The Windows client for the widely used instant messaging platform WhatsApp had a notable security flaw. However, Meta, the owner of WhatsApp, doesn't see it as their responsibility to fix it. Instead, they believe it's up to you to be cautious and avoid getting infected. The good news is that the risk of this flaw affecting you is quite low, so you should be safe.
A security flaw was discovered
Security researcher Saumyajeet Das examined WhatsApp for Windows to identify which file types the client can run natively. Most risky file types, such as .EXE, .COM, .SCR., or .BAT were blocked and can only be run if first saved to the computer's hard drive. However, there are a few that the client runs directly – .PYZ (Python ZIP app), .PYZW (PyInstaller programme), and .EVTX (Windows event Log file).
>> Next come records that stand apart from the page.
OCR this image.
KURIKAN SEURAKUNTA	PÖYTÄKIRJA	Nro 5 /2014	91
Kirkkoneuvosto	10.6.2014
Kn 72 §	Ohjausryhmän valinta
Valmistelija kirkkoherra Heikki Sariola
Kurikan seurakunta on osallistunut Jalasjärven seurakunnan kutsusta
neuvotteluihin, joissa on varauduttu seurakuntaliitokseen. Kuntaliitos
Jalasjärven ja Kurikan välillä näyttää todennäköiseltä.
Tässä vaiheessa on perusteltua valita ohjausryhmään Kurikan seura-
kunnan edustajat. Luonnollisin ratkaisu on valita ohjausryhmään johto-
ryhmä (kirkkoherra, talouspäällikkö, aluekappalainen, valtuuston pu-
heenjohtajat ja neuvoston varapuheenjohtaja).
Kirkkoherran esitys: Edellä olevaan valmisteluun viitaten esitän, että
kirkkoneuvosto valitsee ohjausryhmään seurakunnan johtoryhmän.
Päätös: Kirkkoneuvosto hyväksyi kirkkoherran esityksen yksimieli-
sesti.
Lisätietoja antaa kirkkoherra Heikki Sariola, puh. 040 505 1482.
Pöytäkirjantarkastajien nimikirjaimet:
This means that if you click “Open” on any of these files in WhatsApp, they will execute immediately, including any malicious code. But there's a catch—for this to happen, you need to install Python on your computer, which few people do.
Limited impact
According to BleepingComputer, the requirement to have Python installed limits the targets for software developers, researchers, and power users. Das reported the issue to Meta in early June 2024 and received a response a month and a half later. Meta acknowledged the problem but indicated it had been reported before and stated they wouldn't address it.
In a statement to BleepingComputer, Meta explained that it's the user's responsibility to avoid opening malicious files. “We've read what the researcher has proposed and appreciate their submission. Malware can take many forms, including through downloadable files meant to trick a user,” the statement reads. “It's why we warn users to never click on or open a file from somebody they don't know, regardless of how they received it—whether over WhatsApp or any other app.”
User responsibility
Meta's stance is clear: users must stay vigilant and avoid opening files from unknown sources. This advice is essential for maintaining digital safety on WhatsApp and across all platforms and applications. Always be cautious with the files you download and open, and ensure you have the necessary security measures to protect your system.
The flaw in WhatsApp for Windows serves as a reminder of the importance of digital hygiene and being aware of the files you interact with online. While Meta might not fix this issue, staying informed and cautious can help you avoid potential threats and secure your computer.